Sie wirken ruhig und gelassen. Wie stressig ist der Job?
Ich trage mehr Verantwortung, stehe mehr in der Öffentlichkeit. Aber bisher kann ich noch ganz gut schlafen.
Bundesliga-Manager haben viel mit Spielerberatern zu tun. Wie unterscheiden Sie zwischen guten und unseriösen?
Ich vertraue mir und meinen Mitarbeitern. Natürlich muss man mit Spielerberatern zusammenarbeiten, von denen es auch sehr viele seriöse Vertreter gibt. Das Wichtigste ist es, am Ende von den eigenen Entscheidungen innerlich überzeugt zu sein.
Manchesters Uniteds Trainer José Mourinho hat nach dem Rekorddeal mit Paul Pogba gesagt, der Transfermarkt sei verrückt geworden. Hat er Recht?
Das Geschäft hat in der Spitze sicherlich Dimensionen erreicht, die auch für den Fußball nicht gesund sind. Da muss man aufpassen, das Rad nicht zu überdrehen.

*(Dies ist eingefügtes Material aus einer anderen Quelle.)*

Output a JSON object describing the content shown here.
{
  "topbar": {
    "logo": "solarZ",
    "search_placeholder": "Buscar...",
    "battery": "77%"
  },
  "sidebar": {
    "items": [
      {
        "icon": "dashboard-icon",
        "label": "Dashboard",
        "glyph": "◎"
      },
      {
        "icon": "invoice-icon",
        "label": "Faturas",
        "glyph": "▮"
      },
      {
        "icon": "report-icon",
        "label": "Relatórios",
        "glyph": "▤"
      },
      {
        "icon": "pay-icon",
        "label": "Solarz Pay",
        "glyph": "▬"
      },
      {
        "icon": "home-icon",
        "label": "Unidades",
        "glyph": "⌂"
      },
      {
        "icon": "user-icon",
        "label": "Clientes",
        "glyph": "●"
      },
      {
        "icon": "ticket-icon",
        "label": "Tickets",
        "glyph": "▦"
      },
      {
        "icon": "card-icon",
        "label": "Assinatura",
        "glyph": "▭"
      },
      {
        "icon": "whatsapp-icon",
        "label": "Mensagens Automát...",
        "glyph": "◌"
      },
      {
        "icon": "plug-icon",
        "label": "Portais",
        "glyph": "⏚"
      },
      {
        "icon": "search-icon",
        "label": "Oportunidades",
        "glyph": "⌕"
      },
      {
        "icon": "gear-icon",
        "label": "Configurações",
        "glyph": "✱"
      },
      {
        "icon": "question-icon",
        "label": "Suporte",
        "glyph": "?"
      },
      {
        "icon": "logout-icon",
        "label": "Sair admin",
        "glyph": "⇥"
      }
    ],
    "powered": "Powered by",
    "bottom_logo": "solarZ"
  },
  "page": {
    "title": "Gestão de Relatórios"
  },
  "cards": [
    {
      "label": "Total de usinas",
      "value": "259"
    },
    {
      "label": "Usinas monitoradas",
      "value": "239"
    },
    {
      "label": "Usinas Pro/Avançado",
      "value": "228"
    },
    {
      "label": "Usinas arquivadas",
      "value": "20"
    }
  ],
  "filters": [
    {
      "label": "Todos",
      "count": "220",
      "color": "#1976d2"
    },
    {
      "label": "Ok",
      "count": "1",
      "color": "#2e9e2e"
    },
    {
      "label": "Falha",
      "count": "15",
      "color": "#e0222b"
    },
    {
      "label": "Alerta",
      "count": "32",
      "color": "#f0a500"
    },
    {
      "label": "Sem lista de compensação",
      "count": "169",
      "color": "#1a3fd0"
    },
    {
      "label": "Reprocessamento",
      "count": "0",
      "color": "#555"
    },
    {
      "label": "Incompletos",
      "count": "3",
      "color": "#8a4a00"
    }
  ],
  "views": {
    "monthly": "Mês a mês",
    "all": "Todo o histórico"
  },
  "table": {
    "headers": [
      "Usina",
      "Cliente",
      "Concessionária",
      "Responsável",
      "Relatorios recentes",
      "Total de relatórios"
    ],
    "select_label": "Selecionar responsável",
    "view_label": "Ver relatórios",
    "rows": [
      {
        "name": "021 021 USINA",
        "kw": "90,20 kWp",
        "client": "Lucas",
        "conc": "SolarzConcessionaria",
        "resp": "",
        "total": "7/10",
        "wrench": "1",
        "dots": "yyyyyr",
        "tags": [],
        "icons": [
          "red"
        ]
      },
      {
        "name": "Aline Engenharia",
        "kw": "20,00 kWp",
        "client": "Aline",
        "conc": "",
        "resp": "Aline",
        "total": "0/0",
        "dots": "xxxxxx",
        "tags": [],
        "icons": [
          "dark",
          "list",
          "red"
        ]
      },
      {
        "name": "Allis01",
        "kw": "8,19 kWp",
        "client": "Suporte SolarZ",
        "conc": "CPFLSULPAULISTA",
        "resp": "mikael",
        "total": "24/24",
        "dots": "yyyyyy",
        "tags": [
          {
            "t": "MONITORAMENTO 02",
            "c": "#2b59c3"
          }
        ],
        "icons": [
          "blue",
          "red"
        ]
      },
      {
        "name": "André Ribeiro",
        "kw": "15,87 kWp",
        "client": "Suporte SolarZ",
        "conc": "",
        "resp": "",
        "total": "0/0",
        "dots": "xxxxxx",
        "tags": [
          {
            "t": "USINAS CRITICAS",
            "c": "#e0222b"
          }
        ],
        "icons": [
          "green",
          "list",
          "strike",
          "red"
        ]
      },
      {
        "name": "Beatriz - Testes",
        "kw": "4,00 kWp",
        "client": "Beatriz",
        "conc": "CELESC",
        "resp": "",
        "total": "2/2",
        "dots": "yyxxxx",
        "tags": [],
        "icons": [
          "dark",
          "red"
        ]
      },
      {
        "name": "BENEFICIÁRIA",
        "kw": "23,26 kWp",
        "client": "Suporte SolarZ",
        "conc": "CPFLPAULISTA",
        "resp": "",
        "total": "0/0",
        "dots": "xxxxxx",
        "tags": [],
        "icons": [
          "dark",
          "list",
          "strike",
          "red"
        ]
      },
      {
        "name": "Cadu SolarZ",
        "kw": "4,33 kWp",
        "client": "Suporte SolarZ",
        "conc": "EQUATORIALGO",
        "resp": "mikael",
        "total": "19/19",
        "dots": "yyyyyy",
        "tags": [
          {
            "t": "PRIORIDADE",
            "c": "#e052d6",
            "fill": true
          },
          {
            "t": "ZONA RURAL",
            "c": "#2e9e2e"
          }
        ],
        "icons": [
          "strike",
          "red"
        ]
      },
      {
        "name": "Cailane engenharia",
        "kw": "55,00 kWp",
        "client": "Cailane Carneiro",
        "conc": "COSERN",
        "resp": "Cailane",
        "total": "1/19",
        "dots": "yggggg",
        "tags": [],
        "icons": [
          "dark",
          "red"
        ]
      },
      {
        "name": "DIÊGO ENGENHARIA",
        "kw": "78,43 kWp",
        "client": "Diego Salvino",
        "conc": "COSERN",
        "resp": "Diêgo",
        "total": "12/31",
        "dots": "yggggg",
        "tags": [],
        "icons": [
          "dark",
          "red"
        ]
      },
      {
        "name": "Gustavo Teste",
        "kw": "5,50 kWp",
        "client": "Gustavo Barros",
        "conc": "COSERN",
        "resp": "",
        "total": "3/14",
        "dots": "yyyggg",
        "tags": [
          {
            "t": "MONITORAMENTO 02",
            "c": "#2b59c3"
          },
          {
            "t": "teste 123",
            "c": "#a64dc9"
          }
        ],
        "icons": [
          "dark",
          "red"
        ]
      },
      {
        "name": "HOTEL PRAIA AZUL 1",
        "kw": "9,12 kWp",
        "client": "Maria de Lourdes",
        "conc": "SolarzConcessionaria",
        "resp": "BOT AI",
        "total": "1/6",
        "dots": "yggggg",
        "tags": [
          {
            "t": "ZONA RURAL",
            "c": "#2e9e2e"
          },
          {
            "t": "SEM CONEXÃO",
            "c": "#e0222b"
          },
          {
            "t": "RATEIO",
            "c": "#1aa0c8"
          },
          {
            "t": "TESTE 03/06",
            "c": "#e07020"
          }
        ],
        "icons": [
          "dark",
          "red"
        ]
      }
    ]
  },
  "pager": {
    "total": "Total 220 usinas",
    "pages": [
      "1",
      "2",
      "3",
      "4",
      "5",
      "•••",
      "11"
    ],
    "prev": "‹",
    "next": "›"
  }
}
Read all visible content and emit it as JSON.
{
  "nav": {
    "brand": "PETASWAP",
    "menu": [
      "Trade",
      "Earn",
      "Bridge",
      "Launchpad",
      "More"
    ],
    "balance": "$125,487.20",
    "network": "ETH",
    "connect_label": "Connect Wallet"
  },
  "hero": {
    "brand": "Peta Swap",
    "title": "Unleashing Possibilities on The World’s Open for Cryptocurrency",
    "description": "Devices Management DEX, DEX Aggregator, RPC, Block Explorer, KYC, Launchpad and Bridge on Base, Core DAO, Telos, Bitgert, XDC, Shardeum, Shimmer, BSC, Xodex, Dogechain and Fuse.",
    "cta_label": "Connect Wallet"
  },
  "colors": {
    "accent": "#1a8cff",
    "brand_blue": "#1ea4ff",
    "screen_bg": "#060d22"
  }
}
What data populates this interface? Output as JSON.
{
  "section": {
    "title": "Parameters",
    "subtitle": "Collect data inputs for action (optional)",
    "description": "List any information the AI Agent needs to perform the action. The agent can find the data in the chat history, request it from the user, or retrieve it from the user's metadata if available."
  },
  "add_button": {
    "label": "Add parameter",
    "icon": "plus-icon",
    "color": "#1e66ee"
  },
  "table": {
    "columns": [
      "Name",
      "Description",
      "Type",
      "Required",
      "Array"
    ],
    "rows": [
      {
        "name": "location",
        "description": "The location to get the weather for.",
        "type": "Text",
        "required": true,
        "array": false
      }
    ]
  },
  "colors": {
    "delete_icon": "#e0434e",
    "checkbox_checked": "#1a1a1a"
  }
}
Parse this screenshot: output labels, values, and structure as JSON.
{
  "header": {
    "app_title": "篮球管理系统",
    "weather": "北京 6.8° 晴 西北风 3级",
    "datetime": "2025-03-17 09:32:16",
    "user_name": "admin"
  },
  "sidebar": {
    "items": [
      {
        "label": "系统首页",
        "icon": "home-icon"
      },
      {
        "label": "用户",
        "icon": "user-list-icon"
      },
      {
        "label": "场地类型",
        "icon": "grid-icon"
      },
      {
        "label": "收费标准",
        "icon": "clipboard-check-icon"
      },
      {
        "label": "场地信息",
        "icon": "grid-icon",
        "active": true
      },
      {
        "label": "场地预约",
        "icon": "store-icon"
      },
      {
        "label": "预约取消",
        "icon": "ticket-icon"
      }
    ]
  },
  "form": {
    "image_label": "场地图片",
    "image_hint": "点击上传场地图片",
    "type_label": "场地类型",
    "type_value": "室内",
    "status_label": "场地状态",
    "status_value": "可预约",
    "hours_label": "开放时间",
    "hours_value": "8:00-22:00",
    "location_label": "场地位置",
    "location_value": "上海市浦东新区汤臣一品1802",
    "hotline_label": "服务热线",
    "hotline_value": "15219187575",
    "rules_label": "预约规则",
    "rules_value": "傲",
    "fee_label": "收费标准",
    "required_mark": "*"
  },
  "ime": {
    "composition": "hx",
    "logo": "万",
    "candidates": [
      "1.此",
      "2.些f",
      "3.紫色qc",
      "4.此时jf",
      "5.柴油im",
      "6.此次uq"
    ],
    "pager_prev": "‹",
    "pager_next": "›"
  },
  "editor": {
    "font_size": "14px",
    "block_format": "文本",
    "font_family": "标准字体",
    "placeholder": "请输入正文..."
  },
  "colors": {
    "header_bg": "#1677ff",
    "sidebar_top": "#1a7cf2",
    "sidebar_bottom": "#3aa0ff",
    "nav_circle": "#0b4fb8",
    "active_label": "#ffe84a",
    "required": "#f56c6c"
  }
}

In dem Segment, in dem sich Werder bewegt, ist es noch nicht so verrückt.
Müssen Sie nach der 1:2-Pokalniederlage in Lotte bereits Trainer Viktor Skripnik schützen? An Bremer Stammtischen ist schon viel Kritik zu hören.
Da sprechen viele mit, die gar nicht dabei sind. Die Mannschaft hat am Sonntag nicht ihre Leistung abgerufen, aber ich weiß, dass der Trainer alles angesprochen hat. Wir müssen nach solch einem Spiel eher mit der Mannschaft diskutieren - und das ist geschehen.
Bremens ehemaliger Kaderplaner Rouven Schröder hat gesagt, Werder würde immer noch höhere Gehälter zahlen als Mainz. Wann steht Bremen auch in der sportlichen Tabelle mal wieder vor Mainz?
Man kann den Mainzern sicherlich ein Kompliment aussprechen. Aber ich mag diese Vergleiche nicht: Wichtig ist für uns ein guter Tabellenplatz, da ist mir recht egal, ob wir vor oder hinter Mainz stehen.